Hollywood-sur-Tibre[1],[2] (italien : Hollywood sul Tevere, anglais : Hollywood on the Tiber) est une expression utilisée pour décrire la période des années 1950 et 1960 au cours de laquelle la capitale italienne, Rome, s'est imposée comme un lieu incontournable du cinéma mondial, attirant de nombreuses productions étrangères, principalement hollywoodiennes, dans les studios de Cinecittà. Cet essor est dû à la compétitivité économique des studios romains et à une loi spéciale qui ne permettait pas aux producteurs étrangers d'exporter les recettes réalisées en Italie, les obligeant ainsi à réinvestir localement.
Le succès commercial de Quo Vadis (1951) a entraîné un flot de superproductions co-produites en Italie par les studios d'Hollywood, surtout dans le genre péplum, qui a atteint son apogée avec Cléopâtre de la 20th Century Fox en 1963. L'expression « Hollywood-sur-Tibre », en référence au fleuve qui traverse Rome, a été inventée en 1950 par le magazine Time pendant le tournage de Quo Vadis[3].

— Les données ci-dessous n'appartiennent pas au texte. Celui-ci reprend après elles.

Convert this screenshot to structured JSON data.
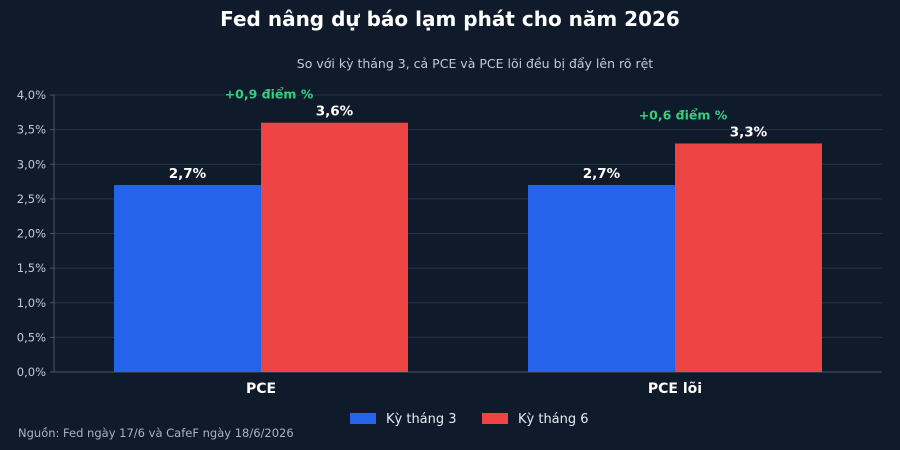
{
  "chart_data": {
    "type": "bar",
    "title": "Fed nâng dự báo lạm phát cho năm 2026",
    "subtitle": "So với kỳ tháng 3, cả PCE và PCE lõi đều bị đẩy lên rõ rệt",
    "categories": [
      "PCE",
      "PCE lõi"
    ],
    "series": [
      {
        "name": "Kỳ tháng 3",
        "color": "#2563eb",
        "values": [
          2.7,
          2.7
        ],
        "labels": [
          "2,7%",
          "2,7%"
        ]
      },
      {
        "name": "Kỳ tháng 6",
        "color": "#ef4444",
        "values": [
          3.6,
          3.3
        ],
        "labels": [
          "3,6%",
          "3,3%"
        ]
      }
    ],
    "annotations": [
      "+0,9 điểm %",
      "+0,6 điểm %"
    ],
    "annotation_color": "#35d07f",
    "ylim": [
      0,
      4.0
    ],
    "yticks": [
      0,
      0.5,
      1.0,
      1.5,
      2.0,
      2.5,
      3.0,
      3.5,
      4.0
    ],
    "ytick_labels": [
      "0,0%",
      "0,5%",
      "1,0%",
      "1,5%",
      "2,0%",
      "2,5%",
      "3,0%",
      "3,5%",
      "4,0%"
    ],
    "grid": true,
    "legend_position": "bottom-center",
    "source": "Nguồn: Fed ngày 17/6 và CafeF ngày 18/6/2026"
  }
}
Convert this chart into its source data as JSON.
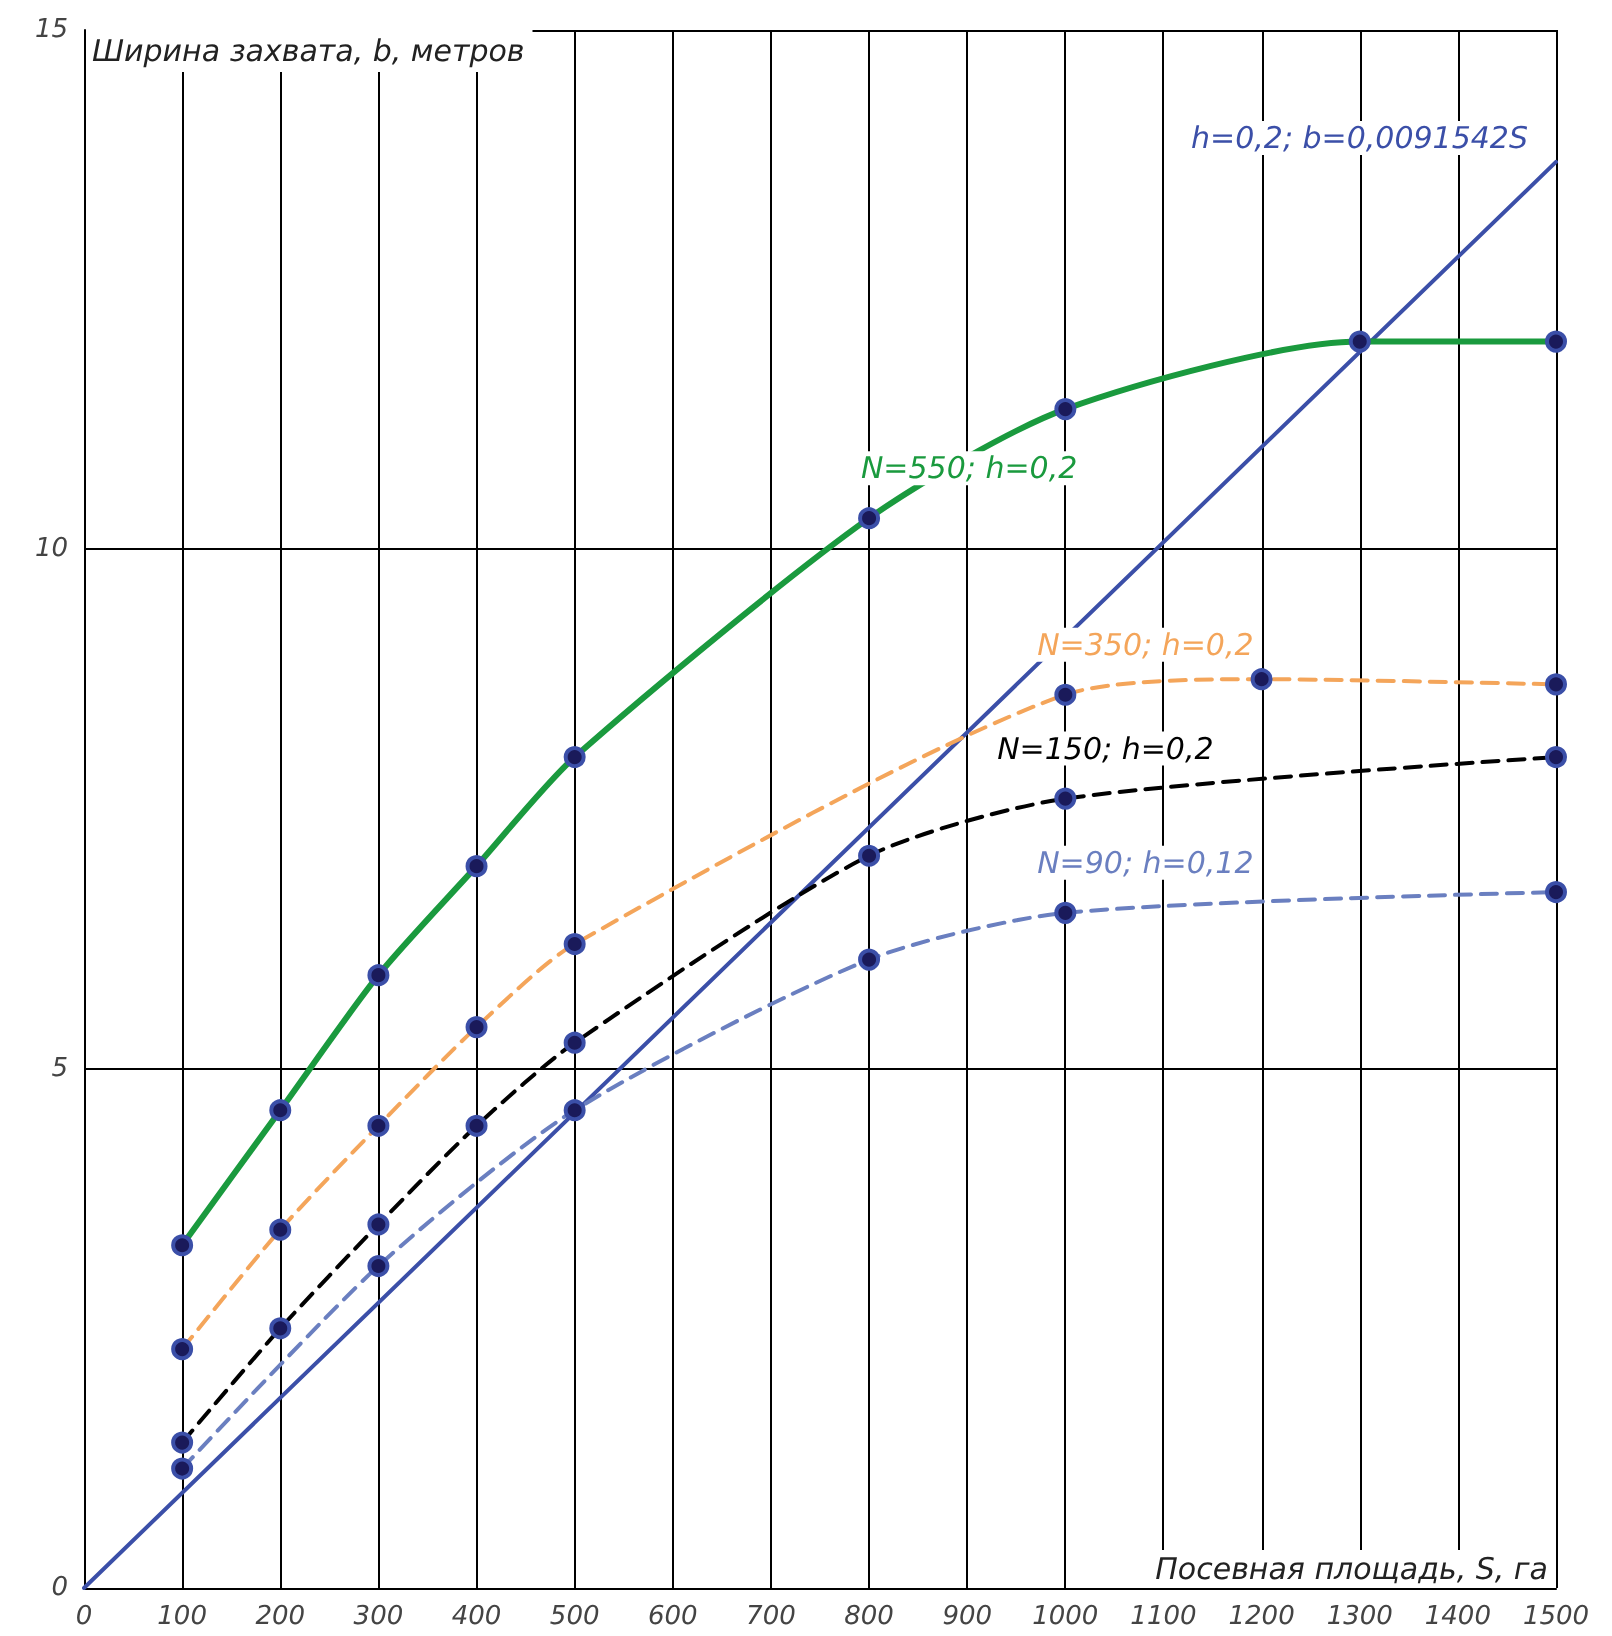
{
  "chart_data": {
    "type": "line",
    "xlabel": "Посевная площадь, S, га",
    "ylabel": "Ширина захвата, b, метров",
    "xlim": [
      0,
      1500
    ],
    "xticks": [
      0,
      100,
      200,
      300,
      400,
      500,
      600,
      700,
      800,
      900,
      1000,
      1100,
      1200,
      1300,
      1400,
      1500
    ],
    "ylim": [
      0,
      15
    ],
    "yticks": [
      0,
      5,
      10,
      15
    ],
    "grid": true,
    "marker": "circle",
    "legend": false,
    "series": [
      {
        "name": "h=0,2; b=0,0091542S",
        "color": "#3b4fa8",
        "line_style": "solid",
        "marker": "none",
        "x": [
          0,
          1500
        ],
        "values": [
          0,
          13.73
        ]
      },
      {
        "name": "N=550; h=0,2",
        "color": "#1a9a3e",
        "line_style": "solid",
        "x": [
          100,
          200,
          300,
          400,
          500,
          800,
          1000,
          1300,
          1500
        ],
        "values": [
          3.3,
          4.6,
          5.9,
          6.95,
          8.0,
          10.3,
          11.35,
          12.0,
          12.0
        ]
      },
      {
        "name": "N=350; h=0,2",
        "color": "#f4a55a",
        "line_style": "dashed",
        "x": [
          100,
          200,
          300,
          400,
          500,
          1000,
          1200,
          1500
        ],
        "values": [
          2.3,
          3.45,
          4.45,
          5.4,
          6.2,
          8.6,
          8.75,
          8.7
        ]
      },
      {
        "name": "N=150; h=0,2",
        "color": "#000000",
        "line_style": "dashed",
        "x": [
          100,
          200,
          300,
          400,
          500,
          800,
          1000,
          1500
        ],
        "values": [
          1.4,
          2.5,
          3.5,
          4.45,
          5.25,
          7.05,
          7.6,
          8.0
        ]
      },
      {
        "name": "N=90; h=0,12",
        "color": "#6a7fc0",
        "line_style": "dashed",
        "x": [
          100,
          300,
          500,
          800,
          1000,
          1500
        ],
        "values": [
          1.15,
          3.1,
          4.6,
          6.05,
          6.5,
          6.7
        ]
      }
    ]
  }
}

Après la Seconde Guerre mondiale, les revenus des studios hollywoodiens chutent, tandis que les coûts de production ne cessent d'augmenter, provoquant une diminution durable des recettes et donc du nombre des productions. En conséquence, les studios hollywoodiens ont de plus en plus déplacé la production à l'étranger, à la fois pour profiter de coûts moins élevés et pour utiliser les fonds gelés (les bénéfices des films américains dont les gouvernements étrangers interdisaient l'exportation). Ces films, connus sous le nom de « runaway productions », pouvaient également bénéficier de subventions locales. Au début des années 1950, certains des films américains à plus gros budget étaient tournés dans des pays européens, notamment en Grande-Bretagne et en Italie[4]. Dans ces deux pays, les sociétés américaines nouvellement arrivées travaillaient parallèlement à des industries cinématographiques nationales de grande envergure.
En Italie, les réalisateurs ont utilisé le vaste complexe de Cinecittà, construit dans les années 1930 par le régime fasciste de Benito Mussolini, qui visait à reconstruire le cinéma italien. Après le renversement de Mussolini en 1943, la production à Cinecittà a été suspendue et aucun nouveau film n'y été réalisé avant 1948[5].
Bien que les sociétés américaines aient déjà tourné en Italie auparavant (tels que le film muet Néron (it) de la Fox en 1922 et Ben-Hur de la MGM en 1925), l'ampleur des investissements de l'après-guerre est sans précédent. La plupart des films sont des péplums épiques, dont l'action se déroule souvent dans la Rome antique et qui nécessitent de décors colossaux et des tournages en extérieur. Parmi les autres films, citons les comédies romantiques Vacances romaines (1953) et La Fontaine des amours (1954)[4]. Les studios engageaient des acteurs britanniques, américains et autres, qui sont apparus aux côtés d'Italiens qui jouaient généralement des rôles secondaires ou des figurants. Sophia Loren était l'une des vedettes italiennes qui était assez en vogue pour être choisie dans un rôle principal. De même, des productions italiennes comme celle d'Ulysse (1954) de Mario Camerini engageaient des acteurs anglo-saxons comme Kirk Douglas comme tête d'affiche. Les producteurs ont parfois poussé les acteurs et les réalisateurs italiens à adopter des pseudonymes à consonance anglo-saxonnes au générique de leurs films[6].
En 1962, la longue et difficile production de Cléopâtre a attiré l'attention des médias sur la ville. Les retards ont entraîné une explosion du budget, faisant de ce film le plus cher jamais réalisé à l'époque[7].
Loin d'entraîner un déclin du cinéma italien, l'industrie locale a connu un véritable essor à cette époque. En 1960, les films italiens ont dépassé les importations américaines en Italie pour la première fois depuis 1946[8].
Cinecittà est au sommet de sa gloire internationale entre la production de Ben Hur et de Cléopâtre (1958-1960)[9]. À l'approche des années 1960, la mode des péplums commence à décliner après l'échec commercial de La Chute de l'Empire romain (1964), bien que des films d'autres genres, comme Docteur Jivago de David Lean (1965), continuent à être rentables.
Le western spaghetti va peu à peu remplacer le péplum à Cinecittà comme le genre en vogue, mais ces productions, tels que celle de Sergio Leone avec Et pour quelques dollars de plus (1965) seront le plus souvent tournées en Espagne, avant que Leone n'aille exporter ses tournages au Mexique ou aux États-Unis pour sa Trilogie du temps.
En 2009, un documentaire de Marco Spagnoli (it) intitulé Hollywood sul Tevere (it) est sorti. Il dresse le portrait de Cinecittà et des différentes vedettes qui y ont travaillé entre 1950 et 1970.